City, Albemarle to cooperate on traffic signals along U.S. 29

The Charlottesville City Council has decided to spend up to $450,000 on a joint project with Albemarle County to coordinate traffic signals on U.S. 29 using technology that adjusts signals depending on real-time conditions.
 
Councilors Dave Norris and Dede Smith both voted against the project late Monday night over concerns about the cost and timing of the request.
 
“It feels like it came out of nowhere,” Smith said. “Why hasn’t the county come forward before?”
 
Albemarle officials are in talks with the Virginia Department of Transportation to purchase InSync software and hardware from Rhythm Engineering to enhance the already coordinated traffic signals from Hydraulic Road to Airport Road on U.S. 29, as well as side streets.
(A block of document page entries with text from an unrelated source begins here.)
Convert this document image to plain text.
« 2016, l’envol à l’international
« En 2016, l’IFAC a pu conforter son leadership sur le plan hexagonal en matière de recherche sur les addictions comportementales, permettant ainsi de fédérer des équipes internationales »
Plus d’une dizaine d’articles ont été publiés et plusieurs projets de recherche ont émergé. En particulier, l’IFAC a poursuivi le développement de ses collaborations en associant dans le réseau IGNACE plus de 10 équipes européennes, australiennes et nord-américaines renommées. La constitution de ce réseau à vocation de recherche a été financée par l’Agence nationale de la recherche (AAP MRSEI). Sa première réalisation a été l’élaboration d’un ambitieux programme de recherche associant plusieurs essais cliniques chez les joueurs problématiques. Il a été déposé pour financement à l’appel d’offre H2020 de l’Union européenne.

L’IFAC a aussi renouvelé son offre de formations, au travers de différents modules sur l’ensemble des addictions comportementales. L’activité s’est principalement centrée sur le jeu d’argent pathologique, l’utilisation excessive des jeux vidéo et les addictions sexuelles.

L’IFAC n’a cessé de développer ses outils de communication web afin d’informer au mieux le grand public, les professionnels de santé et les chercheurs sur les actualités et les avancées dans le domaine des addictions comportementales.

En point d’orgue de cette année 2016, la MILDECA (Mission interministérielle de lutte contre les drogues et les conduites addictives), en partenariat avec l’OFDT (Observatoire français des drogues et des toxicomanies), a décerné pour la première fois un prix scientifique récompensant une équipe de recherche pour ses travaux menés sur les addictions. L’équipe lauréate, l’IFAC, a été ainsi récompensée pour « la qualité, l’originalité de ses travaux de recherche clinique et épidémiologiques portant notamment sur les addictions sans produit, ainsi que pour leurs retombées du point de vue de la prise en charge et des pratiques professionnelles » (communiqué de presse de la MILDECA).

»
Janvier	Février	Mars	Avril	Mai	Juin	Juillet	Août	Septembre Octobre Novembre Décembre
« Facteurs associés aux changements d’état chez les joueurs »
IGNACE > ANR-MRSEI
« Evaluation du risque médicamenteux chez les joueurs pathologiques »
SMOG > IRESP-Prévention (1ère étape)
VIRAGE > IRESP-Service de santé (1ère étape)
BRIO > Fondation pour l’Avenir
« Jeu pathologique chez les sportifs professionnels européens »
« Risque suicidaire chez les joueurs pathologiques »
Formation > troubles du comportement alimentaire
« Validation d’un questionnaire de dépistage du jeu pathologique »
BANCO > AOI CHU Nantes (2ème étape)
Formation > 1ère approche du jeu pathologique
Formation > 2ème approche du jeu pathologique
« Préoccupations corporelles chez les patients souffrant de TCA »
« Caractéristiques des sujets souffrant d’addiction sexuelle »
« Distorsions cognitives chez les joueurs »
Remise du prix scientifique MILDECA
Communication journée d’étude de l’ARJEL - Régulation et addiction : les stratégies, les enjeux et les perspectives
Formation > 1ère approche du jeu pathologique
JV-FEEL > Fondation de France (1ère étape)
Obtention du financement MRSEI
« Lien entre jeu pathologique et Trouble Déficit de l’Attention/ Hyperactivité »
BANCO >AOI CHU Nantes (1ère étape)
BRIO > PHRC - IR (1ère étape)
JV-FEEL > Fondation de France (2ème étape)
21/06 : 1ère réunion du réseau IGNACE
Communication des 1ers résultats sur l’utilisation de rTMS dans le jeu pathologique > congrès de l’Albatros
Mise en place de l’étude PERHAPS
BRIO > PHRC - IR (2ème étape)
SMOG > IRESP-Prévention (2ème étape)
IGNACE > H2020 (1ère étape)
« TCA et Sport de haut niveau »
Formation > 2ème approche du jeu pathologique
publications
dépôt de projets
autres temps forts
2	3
Charlottesville now will include Emmet Street signals in the project.
 
Rhythm officials estimate the cost to place the system at each intersection at about $30,000, plus an additional $5,000 for installation and communications equipment. An exact number of intersections has not yet been determined.  
 
The city’s cost estimate covers at least 13 intersections. 
 
Rhythm Engineering officials claim their system can decrease travel time by up to 50 percent and crashes by up to 30 percent, said Jim Tolbert, the city’s director of Neighborhood Development Services.
 
“This uses [cameras and software] … to try to make sure that signals are coordinated so people who are coming from side streets are entering and getting a green light at a natural gap rather than making everyone stop and let them out,” said Councilor Kristin Szakos.
 
Szakos said the matter has come up in the past year at meetings of the Planning and Coordination Council and the Metropolitan Planning Organization. The City Council also had a brief discussion about the technology at its June 3 meeting following a briefing given by Rhythm officials to city staff and Mayor Satyendra Huja.
 
“There was interest expressed in our coordination of Emmet Street from Ivy to Hydraulic, and if U.S. 29 north is going to be better coordinated, that we coordinate the entire stretch,” Tolbert said.
 
Tolbert called the $450,000 price tag a “very rough estimate” based on Rhythm’s baseline prices.
 
“We feel like, if anything, it is a little high and we may save some of that,” he said.  
 
The county’s portion of the project is being partly covered under VDOT’s revenue-sharing program. Albemarle secured $360,000 from the program and made an equivalent match to install the system from Hydraulic Road to Airport Road.
 
Tolbert said the city also could apply for VDOT revenue-sharing funds to pay for the project, but a decision on the next round of allocations likely will not be made for another 18 months. 
 
The city still would have pay for half of the project.
 
An average of 51,000 vehicles passed daily through the intersection of Emmet Street and the U.S. 250 Bypass in 2011, according to VDOT traffic counts.
 
“Everybody, city and county residents, uses that road,” said Councilor Kathy Galvin. “The jurisdictions are an arbitrary thing.”
 
The city money will come from the capital improvement program’s contingency fund. Norris expressed concerns that taking money from that source would prevent other projects from being funded 
if they come up in the next year.
 
“I believe the fund is sufficient to cover what would normally come up in a given year,” said Aubrey Watts, the city’s chief operating officer, who sat in for City Manager Maurice Jones at Monday’s meeting. 
 
Smith said the city always could add on to the county’s system later and there are other places,  such as McIntire Road or Preston Avenue, where the software could be used. 
 
Szakos said the city could use revenue-sharing funds to pay for those projects if the InSync system works as advertised.